"The most expensive line item in your budget may be unrecognized effort."
What it was about
You can't manufacture engagement directly. It emerges from building culture in the right sequence: recognition (trust), then communication (alignment), then personalization (meaning), using the RECIPE framework. Rush or burn the roux and the gumbo never comes together.
By the numbers
50% to 200% of an employee's annual salary
the cost to replace one employee, accounting for recruiting, onboarding, training, lost productivity, and lost institutional knowledge
Turnover decreased from 26% to 7% over two years
result reported in organizations where the speaker implemented the RECIPE framework with consistency and intention
Productivity and revenue increased by 45%
reported alongside the turnover decrease, achieved without any increase to the salary budget bottom line
Key notes
Build culture in a fixed sequence: recognition first, then communication, then personalization. Engagement can't be forced before that base is built.

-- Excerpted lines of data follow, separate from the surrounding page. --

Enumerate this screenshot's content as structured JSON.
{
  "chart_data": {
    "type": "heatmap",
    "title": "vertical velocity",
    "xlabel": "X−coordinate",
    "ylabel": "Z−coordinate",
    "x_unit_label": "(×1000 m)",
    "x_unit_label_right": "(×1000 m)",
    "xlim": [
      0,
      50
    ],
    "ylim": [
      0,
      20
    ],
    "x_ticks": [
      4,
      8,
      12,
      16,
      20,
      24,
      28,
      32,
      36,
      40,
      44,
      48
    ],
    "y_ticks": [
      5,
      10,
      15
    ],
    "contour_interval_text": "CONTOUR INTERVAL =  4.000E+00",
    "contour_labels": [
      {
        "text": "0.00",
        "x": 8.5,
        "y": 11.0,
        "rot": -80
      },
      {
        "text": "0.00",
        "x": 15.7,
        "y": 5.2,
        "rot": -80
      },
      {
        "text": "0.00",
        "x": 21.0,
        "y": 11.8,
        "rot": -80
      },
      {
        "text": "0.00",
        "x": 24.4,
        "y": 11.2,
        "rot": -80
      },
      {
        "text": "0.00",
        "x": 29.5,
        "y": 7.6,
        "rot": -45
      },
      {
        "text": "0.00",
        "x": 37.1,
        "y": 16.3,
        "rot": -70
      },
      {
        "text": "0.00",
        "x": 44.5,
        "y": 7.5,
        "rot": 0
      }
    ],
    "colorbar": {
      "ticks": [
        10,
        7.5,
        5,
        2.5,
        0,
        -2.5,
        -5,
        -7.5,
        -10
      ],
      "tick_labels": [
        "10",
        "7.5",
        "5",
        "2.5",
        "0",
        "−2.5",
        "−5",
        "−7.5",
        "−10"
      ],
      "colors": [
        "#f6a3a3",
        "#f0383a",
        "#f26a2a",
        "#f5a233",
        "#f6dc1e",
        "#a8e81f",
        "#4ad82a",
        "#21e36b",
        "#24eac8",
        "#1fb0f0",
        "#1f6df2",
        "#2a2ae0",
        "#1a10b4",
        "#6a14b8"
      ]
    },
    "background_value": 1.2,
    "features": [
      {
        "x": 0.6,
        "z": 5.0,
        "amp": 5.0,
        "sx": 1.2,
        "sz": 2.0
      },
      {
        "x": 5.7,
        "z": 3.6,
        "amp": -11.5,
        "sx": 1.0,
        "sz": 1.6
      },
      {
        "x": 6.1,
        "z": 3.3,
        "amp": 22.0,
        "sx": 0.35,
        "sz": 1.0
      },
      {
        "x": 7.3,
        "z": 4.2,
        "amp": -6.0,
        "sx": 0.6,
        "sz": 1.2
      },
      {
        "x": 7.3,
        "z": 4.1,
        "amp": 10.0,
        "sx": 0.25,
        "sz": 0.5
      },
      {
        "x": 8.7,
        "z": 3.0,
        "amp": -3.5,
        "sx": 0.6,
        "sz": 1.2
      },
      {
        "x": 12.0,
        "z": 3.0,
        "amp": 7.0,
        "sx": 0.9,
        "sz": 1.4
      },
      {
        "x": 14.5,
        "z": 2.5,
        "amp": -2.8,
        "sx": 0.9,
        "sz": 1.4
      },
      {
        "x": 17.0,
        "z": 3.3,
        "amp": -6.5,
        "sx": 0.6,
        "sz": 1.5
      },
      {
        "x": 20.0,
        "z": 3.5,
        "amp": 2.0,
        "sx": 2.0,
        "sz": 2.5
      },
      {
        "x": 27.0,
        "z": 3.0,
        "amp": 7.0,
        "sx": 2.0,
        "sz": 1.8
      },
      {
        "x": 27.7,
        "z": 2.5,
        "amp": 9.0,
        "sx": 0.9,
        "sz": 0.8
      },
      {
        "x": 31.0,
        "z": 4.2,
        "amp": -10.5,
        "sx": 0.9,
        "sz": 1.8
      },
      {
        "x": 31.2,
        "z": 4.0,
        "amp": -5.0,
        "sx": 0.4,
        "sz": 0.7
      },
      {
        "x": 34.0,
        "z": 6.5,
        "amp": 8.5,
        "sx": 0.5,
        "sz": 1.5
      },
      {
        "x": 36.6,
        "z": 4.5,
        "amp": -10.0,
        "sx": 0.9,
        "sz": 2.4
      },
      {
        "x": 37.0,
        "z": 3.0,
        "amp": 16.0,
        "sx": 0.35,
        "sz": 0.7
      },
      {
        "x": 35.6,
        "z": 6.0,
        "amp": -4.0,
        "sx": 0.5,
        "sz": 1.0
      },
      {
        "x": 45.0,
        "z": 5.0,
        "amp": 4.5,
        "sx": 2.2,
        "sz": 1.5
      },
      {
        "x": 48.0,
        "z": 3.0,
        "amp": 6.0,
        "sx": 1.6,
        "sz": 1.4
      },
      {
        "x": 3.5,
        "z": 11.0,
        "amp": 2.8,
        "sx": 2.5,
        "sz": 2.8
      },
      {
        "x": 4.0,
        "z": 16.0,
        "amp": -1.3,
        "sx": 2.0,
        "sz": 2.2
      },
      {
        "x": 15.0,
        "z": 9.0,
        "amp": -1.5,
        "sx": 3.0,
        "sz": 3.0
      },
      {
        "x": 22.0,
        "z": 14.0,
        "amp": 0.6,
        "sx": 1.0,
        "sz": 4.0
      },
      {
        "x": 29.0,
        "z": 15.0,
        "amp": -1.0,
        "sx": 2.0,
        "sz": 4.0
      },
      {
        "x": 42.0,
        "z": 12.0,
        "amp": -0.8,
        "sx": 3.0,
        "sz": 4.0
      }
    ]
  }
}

Make recognition specific, timely, and consistent (naming what someone did and why it mattered), not generic praise like 'Great job.'
Diagnose culture problems by layer: 'no one feels seen' points to recognition, 'no clarity' points to communication, 'people feel replaceable' points to personalization, and 'everyone seems checked out' is a symptom that requires tracing back through all three layers.
The contrarian takePersonalization tools like a 'get to know me' sheet shouldn't be introduced early with existing teams, even on day one with a new hire's manager. Sharing personal information before trust is earned feels risky and performative rather than genuine. Managers have to go first, and trust has to be built through recognition and communication before personalization is asked of employees.
Take this back Monday
Do this for your team
Start giving specific, timely recognition (name what someone did and why it mattered) before rolling out any new engagement program or survey.
Say this in your next leadership meeting
We can't manufacture engagement — it's the outcome of building recognition, communication, and personalization in that order, not a program to buy.
Watch out for
Skipping trust-building and jumping straight to demanding engagement or personalization before recognition and communication are established.
Responding to communication problems by simply communicating more (more emails, meetings, channels) instead of creating clarity people can actually act on.
Treating personalization as favoritism, a preference survey, or broadcasting recognition publicly regardless of whether the employee wants that (e.g., assuming everyone wants public praise like 'Todd' who prefers a quiet note).
Fun fact · Lenia Segura Lewis
She invented her own HR model, the ReCiPe Framework, and is writing a book called A Gumbo Culture.